Flanked by Palantir and AWS, Anthropic's Claude marches into US defense intelligence

An emotionally manipulable AI in the hands of the Pentagon and CIA? Cool

Palantir has announced a partnership with Anthropic and Amazon Web Services to build a cloudy Claude platform suitable for the most secure of the US government's defense and intelligence use cases.

In an announcement today, the three firms said the partnership would integrate Claude 3 and 3.5 with Palantir's Artificial Intelligence Platform, hosted on AWS. Both Palantir and AWS have been awarded Impact Level 6 (IL6) certification by the Department of Defense, which allows the processing and storage of classified data up to the Secret level. 

Claude was first made available to the defense and intelligence communities in early October, an Anthropic spokesperson told The Register. The US government will be using Claude to reduce data processing times, identify patterns and trends, streamline document reviews, and help officials "make more informed decisions in time-sensitive situations while preserving their decision-making authorities," the press release noted. 

"Palantir is proud to be the first industry partner to bring Claude models to classified environments," said Palantir's CTO, Shyam Sankar.

"Our partnership with Anthropic and AWS provides US defense and intelligence communities the tool chain they need to harness and deploy AI models securely, bringing the next generation of decision advantage to their most critical missions." 

Acceptable use carve-outs

It's interesting to compare the AI usage policy of Meta, which announced yesterday it was opening its Llama neural networks to the US government for defense and national security applications, to that of Anthropic.

Meta's usage policy specifically prohibits the use of Llama for military, warfare, espionage, and other critical applications, for which Meta has granted some exceptions for the Feds.

In our view, no such clear-cut restrictions are included in Anthropic's acceptable use policy. Even high-risk use cases, which Anthropic defines as the use of Claude that "pose an elevated risk of harm," and require extra safety measures, leave defense and intelligence applications out, only mentioning legal, healthcare, insurance, finance, employment, housing, academia, and media usage of Claude as "domains that are vital to public welfare and social equity." 

Instead, Anthropic's AUP lists off various specific ways its model can't be used to cause harm, directly and indirectly, which would cover at least some military work. Meanwhile, we expected to see a blanket ban, a la Meta, on military use, requiring exceptions to make the Palantir-Amazon deal possible.

When asked about its AUP and how that might pertain to government applications, particularly defense and intelligence as indicated in today's announcement, Anthropic only referred us to a blog post from June about its plans to expand government access to Claude. 

"Anthropic's mission is to build reliable, interpretable, steerable AI systems," the blog stated. "We're eager to make these tools available through expanded offerings to government users." 

Anthropic's post mentions it has established a method of granting acceptable use policy exceptions for government users, noting that those allowances "are carefully calibrated to enable beneficial use by carefully selected government agencies." What exceptions have been granted, we're not told, and Anthropic didn't directly answer our questions to that end.

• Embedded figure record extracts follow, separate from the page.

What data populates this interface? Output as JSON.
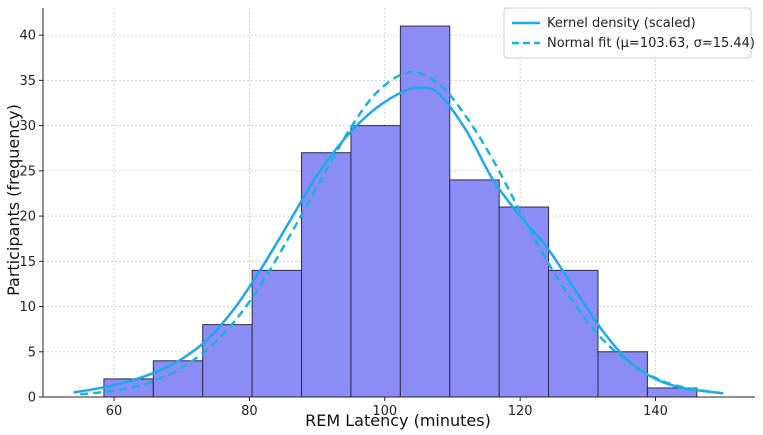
{
  "chart_data": {
    "type": "bar",
    "title": "",
    "xlabel": "REM Latency (minutes)",
    "ylabel": "Participants (frequency)",
    "xlim": [
      49.5,
      154.7
    ],
    "ylim": [
      0,
      43
    ],
    "xticks": [
      60,
      80,
      100,
      120,
      140
    ],
    "yticks": [
      0,
      5,
      10,
      15,
      20,
      25,
      30,
      35,
      40
    ],
    "grid": true,
    "legend_position": "top-right",
    "histogram": {
      "bin_edges": [
        58.5,
        65.8,
        73.1,
        80.4,
        87.7,
        95.0,
        102.3,
        109.6,
        116.9,
        124.2,
        131.5,
        138.8,
        146.1
      ],
      "counts": [
        2,
        4,
        8,
        14,
        27,
        30,
        41,
        24,
        21,
        14,
        5,
        1
      ],
      "color": "#8c8cf7"
    },
    "series": [
      {
        "name": "Kernel density (scaled)",
        "style": "solid",
        "color": "#1ea8ef",
        "x": [
          54,
          58,
          62,
          66,
          70,
          74,
          78,
          82,
          86,
          90,
          94,
          98,
          102,
          105,
          108,
          112,
          116,
          120,
          124,
          128,
          132,
          136,
          140,
          144,
          150
        ],
        "y": [
          0.5,
          1.0,
          1.7,
          2.7,
          4.2,
          6.5,
          10.0,
          14.5,
          19.5,
          24.5,
          28.5,
          31.5,
          33.5,
          34.2,
          33.5,
          29.5,
          24.0,
          20.0,
          16.5,
          12.0,
          7.5,
          4.0,
          2.0,
          1.0,
          0.4
        ]
      },
      {
        "name": "Normal fit (μ=103.63, σ=15.44)",
        "style": "dashed",
        "color": "#18b4dc",
        "x": [
          55,
          59,
          63,
          67,
          71,
          75,
          79,
          83,
          87,
          91,
          95,
          99,
          103.63,
          108,
          112,
          116,
          120,
          124,
          128,
          132,
          136,
          140,
          144,
          150
        ],
        "y": [
          0.3,
          0.6,
          1.1,
          2.1,
          3.7,
          6.1,
          9.5,
          14.0,
          19.2,
          24.6,
          29.8,
          33.8,
          35.9,
          34.6,
          31.0,
          26.2,
          20.5,
          15.0,
          10.3,
          6.5,
          3.9,
          2.1,
          1.1,
          0.4
        ]
      }
    ]
  }
}
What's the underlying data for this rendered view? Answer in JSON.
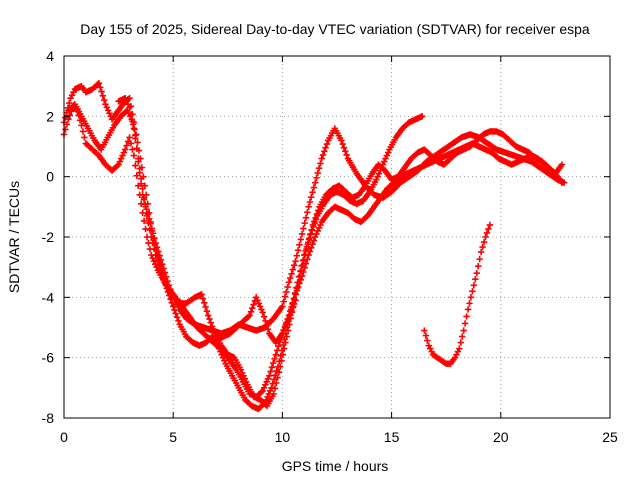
{
  "chart_data": {
    "type": "scatter",
    "title": "Day 155 of 2025, Sidereal Day-to-day VTEC variation (SDTVAR) for receiver espa",
    "xlabel": "GPS time / hours",
    "ylabel": "SDTVAR / TECUs",
    "xlim": [
      0,
      25
    ],
    "ylim": [
      -8,
      4
    ],
    "xticks": [
      "0",
      "5",
      "10",
      "15",
      "20",
      "25"
    ],
    "yticks": [
      "-8",
      "-6",
      "-4",
      "-2",
      "0",
      "2",
      "4"
    ],
    "grid": true,
    "marker": "+",
    "color": "#ff0000",
    "series": [
      {
        "x": [
          0.0,
          0.3,
          0.5,
          0.8,
          1.0,
          1.3,
          1.6,
          1.9,
          2.2,
          2.5,
          2.8,
          3.0,
          3.2,
          3.4,
          3.6,
          3.9,
          4.2,
          4.5,
          4.8,
          5.0,
          5.3,
          5.6,
          6.0,
          6.4,
          6.8,
          7.2,
          7.6,
          8.0,
          8.4,
          8.8,
          9.2,
          9.6,
          10.0,
          10.3,
          10.6,
          10.9,
          11.2,
          11.5,
          11.8,
          12.1,
          12.4,
          12.7,
          13.0,
          13.4,
          13.8,
          14.2,
          14.6,
          15.0,
          15.4,
          15.8,
          16.2,
          16.6,
          17.0,
          17.4,
          17.8,
          18.2,
          18.6,
          19.0,
          19.4,
          19.8,
          20.2,
          20.6,
          21.0,
          21.4,
          21.8,
          22.2,
          22.6,
          22.9
        ],
        "y": [
          1.8,
          2.6,
          2.9,
          3.0,
          2.8,
          2.9,
          3.1,
          2.4,
          1.9,
          2.2,
          2.5,
          2.6,
          1.8,
          0.5,
          -0.6,
          -1.4,
          -2.2,
          -2.9,
          -3.6,
          -4.0,
          -4.4,
          -4.7,
          -4.9,
          -5.0,
          -5.1,
          -5.2,
          -5.1,
          -4.9,
          -5.0,
          -5.1,
          -5.0,
          -4.7,
          -4.3,
          -3.5,
          -2.8,
          -1.9,
          -1.0,
          -0.2,
          0.6,
          1.2,
          1.6,
          1.2,
          0.6,
          0.1,
          -0.3,
          -0.6,
          -0.7,
          -0.5,
          -0.2,
          0.0,
          0.2,
          0.5,
          0.7,
          0.9,
          1.1,
          1.3,
          1.4,
          1.3,
          1.1,
          0.9,
          0.8,
          0.7,
          0.6,
          0.5,
          0.3,
          0.1,
          -0.1,
          -0.2
        ]
      },
      {
        "x": [
          0.0,
          0.2,
          0.4,
          0.6,
          0.8,
          1.0,
          1.3,
          1.6,
          1.9,
          2.2,
          2.5,
          2.8,
          3.0,
          3.2,
          3.4,
          3.6,
          3.8,
          4.0,
          4.3,
          4.6,
          4.9,
          5.2,
          5.5,
          5.8,
          6.1,
          6.4,
          6.7,
          7.0,
          7.3,
          7.6,
          7.9,
          8.2,
          8.5,
          8.8,
          9.1,
          9.4,
          9.7,
          10.0,
          10.3,
          10.6,
          10.9,
          11.2,
          11.5,
          11.8,
          12.1,
          12.4,
          12.7,
          13.0,
          13.3,
          13.6,
          13.9,
          14.2,
          14.5,
          14.8,
          15.1,
          15.4,
          15.7,
          16.0,
          16.3,
          16.6,
          16.9,
          17.2,
          17.5,
          17.8,
          18.1,
          18.4,
          18.7,
          19.0,
          19.3,
          19.6,
          19.9,
          20.2,
          20.5,
          20.8,
          21.1,
          21.4,
          21.7,
          22.0,
          22.3,
          22.6,
          22.8
        ],
        "y": [
          1.4,
          1.9,
          2.3,
          2.2,
          1.7,
          1.1,
          0.9,
          0.7,
          0.4,
          0.2,
          0.4,
          0.9,
          1.3,
          0.7,
          -0.3,
          -1.2,
          -2.0,
          -2.6,
          -3.1,
          -3.5,
          -3.8,
          -4.1,
          -4.4,
          -4.7,
          -5.0,
          -5.2,
          -5.4,
          -5.6,
          -5.8,
          -6.1,
          -6.4,
          -6.8,
          -7.2,
          -7.3,
          -7.1,
          -6.6,
          -5.9,
          -5.2,
          -4.6,
          -3.9,
          -3.3,
          -2.6,
          -2.0,
          -1.5,
          -1.2,
          -1.0,
          -1.1,
          -1.2,
          -1.4,
          -1.5,
          -1.3,
          -1.0,
          -0.7,
          -0.4,
          -0.2,
          0.0,
          0.1,
          0.2,
          0.3,
          0.4,
          0.5,
          0.6,
          0.7,
          0.8,
          0.9,
          1.0,
          1.1,
          1.0,
          0.9,
          0.8,
          0.6,
          0.5,
          0.4,
          0.5,
          0.6,
          0.7,
          0.6,
          0.4,
          0.2,
          0.0,
          -0.2
        ]
      },
      {
        "x": [
          0.2,
          0.5,
          0.8,
          1.1,
          1.4,
          1.7,
          2.0,
          2.3,
          2.6,
          2.9,
          3.1,
          3.3,
          3.5,
          3.7,
          3.9,
          4.1,
          4.4,
          4.7,
          5.0,
          5.3,
          5.6,
          5.9,
          6.2,
          6.5,
          6.8,
          7.1,
          7.4,
          7.7,
          8.0,
          8.3,
          8.6,
          8.9,
          9.2,
          9.5,
          9.8,
          10.1,
          10.4,
          10.7,
          11.0,
          11.3,
          11.6,
          11.9,
          12.2,
          12.5,
          12.8,
          13.1,
          13.4,
          13.7,
          14.0,
          14.3,
          14.6,
          14.9,
          15.2,
          15.5,
          15.8,
          16.1,
          16.4
        ],
        "y": [
          2.2,
          2.4,
          2.0,
          1.6,
          1.2,
          0.9,
          1.3,
          1.7,
          2.0,
          2.2,
          1.9,
          1.4,
          0.6,
          -0.3,
          -1.2,
          -2.1,
          -2.9,
          -3.7,
          -4.3,
          -4.9,
          -5.3,
          -5.5,
          -5.6,
          -5.5,
          -5.3,
          -5.7,
          -6.2,
          -6.6,
          -7.0,
          -7.4,
          -7.6,
          -7.7,
          -7.5,
          -7.0,
          -6.3,
          -5.4,
          -4.4,
          -3.5,
          -2.6,
          -1.9,
          -1.3,
          -0.9,
          -0.6,
          -0.5,
          -0.6,
          -0.8,
          -0.9,
          -0.8,
          -0.5,
          -0.1,
          0.4,
          0.9,
          1.3,
          1.6,
          1.8,
          1.9,
          2.0
        ]
      },
      {
        "x": [
          2.5,
          2.8,
          3.0,
          3.2,
          3.4,
          3.6,
          3.8,
          4.0,
          4.2,
          4.4,
          4.6,
          4.8,
          5.0,
          5.2,
          5.4,
          5.6,
          5.8,
          6.0,
          6.3,
          6.6,
          6.9,
          7.2,
          7.5,
          7.8,
          8.1,
          8.4,
          8.7,
          9.0,
          9.3,
          9.6,
          9.9,
          10.2,
          10.5,
          10.8,
          11.1,
          11.4,
          11.7,
          12.0,
          12.3,
          12.6,
          12.9,
          13.2,
          13.5,
          13.8,
          14.1,
          14.4,
          14.7,
          15.0,
          15.3,
          15.6,
          15.9,
          16.2,
          16.5,
          16.8,
          17.1,
          17.4,
          17.7,
          18.0,
          18.3,
          18.6,
          18.9,
          19.2,
          19.5,
          19.8,
          20.1,
          20.4,
          20.7,
          21.0,
          21.3,
          21.6,
          21.9,
          22.2,
          22.5,
          22.8
        ],
        "y": [
          2.5,
          2.6,
          2.3,
          1.6,
          0.6,
          -0.4,
          -1.3,
          -2.0,
          -2.6,
          -3.1,
          -3.5,
          -3.8,
          -4.0,
          -4.1,
          -4.2,
          -4.2,
          -4.1,
          -4.0,
          -3.9,
          -4.6,
          -5.2,
          -5.6,
          -5.9,
          -6.0,
          -6.4,
          -6.9,
          -7.3,
          -7.4,
          -7.6,
          -7.2,
          -6.3,
          -5.3,
          -4.3,
          -3.3,
          -2.4,
          -1.6,
          -1.0,
          -0.6,
          -0.4,
          -0.3,
          -0.5,
          -0.7,
          -0.6,
          -0.3,
          0.1,
          0.4,
          0.2,
          -0.1,
          0.0,
          0.3,
          0.6,
          0.8,
          0.9,
          0.7,
          0.5,
          0.4,
          0.6,
          0.8,
          0.9,
          1.0,
          1.2,
          1.4,
          1.5,
          1.5,
          1.4,
          1.2,
          1.0,
          0.9,
          0.8,
          0.6,
          0.5,
          0.3,
          0.1,
          0.4
        ]
      },
      {
        "x": [
          16.5,
          16.7,
          16.9,
          17.1,
          17.3,
          17.5,
          17.7,
          17.9,
          18.1,
          18.3,
          18.5,
          18.7,
          18.9,
          19.1,
          19.3,
          19.5
        ],
        "y": [
          -5.1,
          -5.6,
          -5.9,
          -6.0,
          -6.1,
          -6.2,
          -6.2,
          -6.0,
          -5.7,
          -5.1,
          -4.4,
          -3.8,
          -3.2,
          -2.5,
          -2.0,
          -1.6
        ]
      },
      {
        "x": [
          7.0,
          7.3,
          7.6,
          7.9,
          8.2,
          8.5,
          8.8,
          9.1,
          9.4,
          9.7,
          10.0,
          10.3,
          10.6
        ],
        "y": [
          -5.4,
          -5.3,
          -5.2,
          -5.0,
          -4.8,
          -4.6,
          -4.0,
          -4.5,
          -5.2,
          -5.5,
          -5.2,
          -4.7,
          -4.1
        ]
      }
    ]
  }
}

The existing carve-out structure, Anthropic noted, "allow[s] Claude to be used for legally authorized foreign intelligence analysis … and providing warning in advance of potential military activities, opening a window for diplomacy to prevent or deter them."

"All other restrictions in our general usage policy, including those concerning disinformation campaigns, the design or use of weapons, censorship, and malicious cyber operations, remain," the AI house said.

It could be argued that Anthropic's AUP covers all the most dangerous and critical uses of Claude by the defense and intelligence communities, and thus no blanket ban on use by such government entities, like what Meta has, is needed in its policy. All possible separate angles are forbidden without an exception, in other words, whereas Meta's wider-ranging approach seems more efficient.

Anthropic's policy, for example, includes prohibitions on using Claude to interfere with the operation of military facilities and bans on "battlefield management applications" and the use of Claude to "facilitate the exchange of illegal or highly regulated weapons or goods."

Ultimately, we'll just have to hope no one decides to emotionally blackmail Claude into violating whichever of Anthropic's rules the US government still has to follow. ®

Editor's note: This article was updated on November 8 to expand upon our observations about the acceptable use policies.